We are witnessing history, folks.
Justin Gatlin, USA
Although he has a 100-meter silver medal to bring back home from Brazil, Justin Gatlin has a demon to exorcise. That demon happens to be a 6-foot-5 Jamaican by the name of Bolt, who was supposed to face serious challenges from the 34-year-old Gatlin in both the 100 and 200. Gatlin lost to Bolt by just 0.08 seconds in the 100-meter final, but didn't even qualify for the final in Wednesday nights' 200-meter heats.
Bolt, who cruised through to the final with a smile on his face, said he wasn't surprised.

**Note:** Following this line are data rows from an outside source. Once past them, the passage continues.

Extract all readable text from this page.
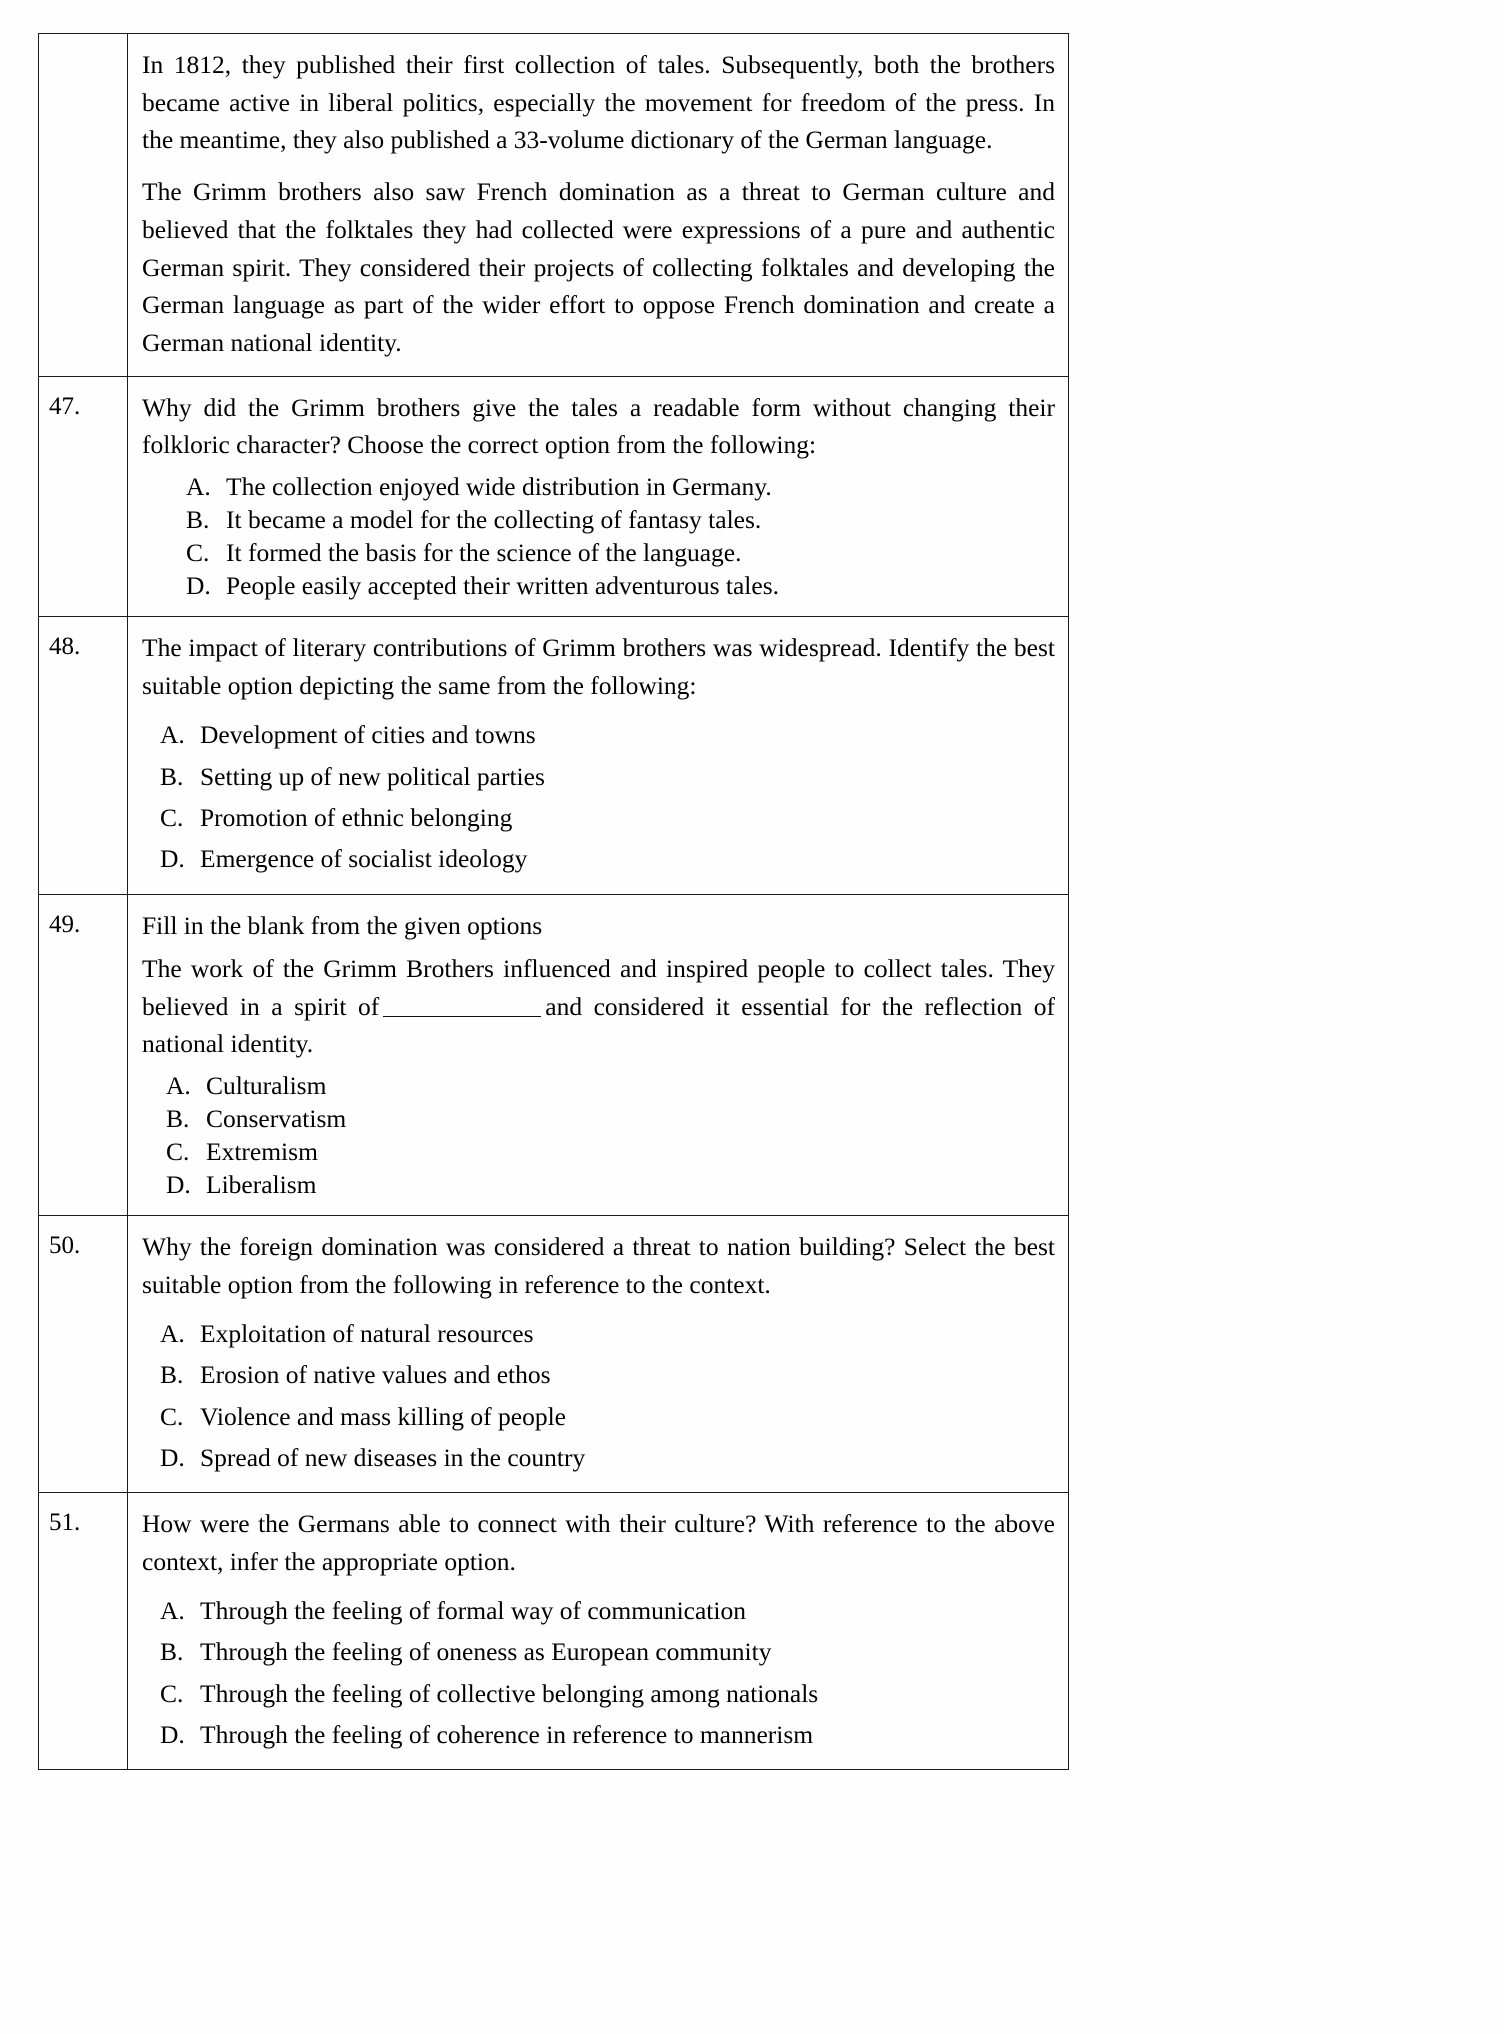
	In 1812, they published their first collection of tales. Subsequently, both the brothers became active in liberal politics, especially the movement for freedom of the press. In the meantime, they also published a 33-volume dictionary of the German language.

The Grimm brothers also saw French domination as a threat to German culture and believed that the folktales they had collected were expressions of a pure and authentic German spirit. They considered their projects of collecting folktales and developing the German language as part of the wider effort to oppose French domination and create a German national identity.

47.	Why did the Grimm brothers give the tales a readable form without changing their folkloric character? Choose the correct option from the following:

A. The collection enjoyed wide distribution in Germany.
B. It became a model for the collecting of fantasy tales.
C. It formed the basis for the science of the language.
D. People easily accepted their written adventurous tales.

48.	The impact of literary contributions of Grimm brothers was widespread. Identify the best suitable option depicting the same from the following:

A. Development of cities and towns
B. Setting up of new political parties
C. Promotion of ethnic belonging
D. Emergence of socialist ideology

49.	Fill in the blank from the given options

The work of the Grimm Brothers influenced and inspired people to collect tales. They believed in a spirit of	and considered it essential for the reflection of national identity.

A. Culturalism
B. Conservatism
C. Extremism
D. Liberalism

50.	Why the foreign domination was considered a threat to nation building? Select the best suitable option from the following in reference to the context.

A. Exploitation of natural resources
B. Erosion of native values and ethos
C. Violence and mass killing of people
D. Spread of new diseases in the country

51.	How were the Germans able to connect with their culture? With reference to the above context, infer the appropriate option.

A. Through the feeling of formal way of communication
B. Through the feeling of oneness as European community
C. Through the feeling of collective belonging among nationals
D. Through the feeling of coherence in reference to mannerism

"It's just the fact you're getting old. To double at a championship where the young guys are stepping up is really hard," he said, according to the Daily Mail.
Gatlin has had an up-and-down career with a legacy that will include a four-year doping suspension lurking among his triumphs, which include a 100-meter gold medal at the 2004 Athens Olympics. Firing back at Bolt by running the fastest split in a U.S. victory in the 4x100-meter relay would go a long way in removing some tarnish off that legacy.
Who Are the Sleepers?
The Brits are having a fine season and actually have the world's best time heading into the Olympics. That time, 37.78 seconds, was clocked last month on their home turf at the IAAF Diamond League competition in London. That was a competition in which both Bolt and Team USA were absent, but a repeat of the time would mean at least a bronze medal.
The Chinese have never won an Olympic relay medal, but they took silver on their home turf at the 2015 World Championships with a time of 38.01 seconds. Their top time in 2016 is a solid 38.21 seconds, which could contend for a bronze.
Clocking a sub-38 of 37.88 seconds in the heats at last year's World Championships, the French have performed consistently since a bronze-medal finish at the last Olympics. The team's season-best marks have been 38.45 or below since 2010.
You just can't bet against a relay team that has a healthy Usain Bolt running an anchor leg.
Recalling Team USA's win at the World Relays in Nassau, perhaps Ryan Bailey should have held back considering Yohan Blake—Jamaica's second-best runner—was not even running. The Americans know it will take a major effort to build a lead big enough to account for Bolt, and simply passing the baton legally and effectively is going to take a lot of Team USA's focus. The thought of a dropped baton or botched handoff could be too big to overcome for this foursome.
With that said, Justin Gatlin should run an inspired leg for the U.S. in his last Olympics (he's 34), especially after falling to Bolt in the individual 100-meter race. The other challengers will all be waiting to pounce should Jamaica or the U.S. run subpar races.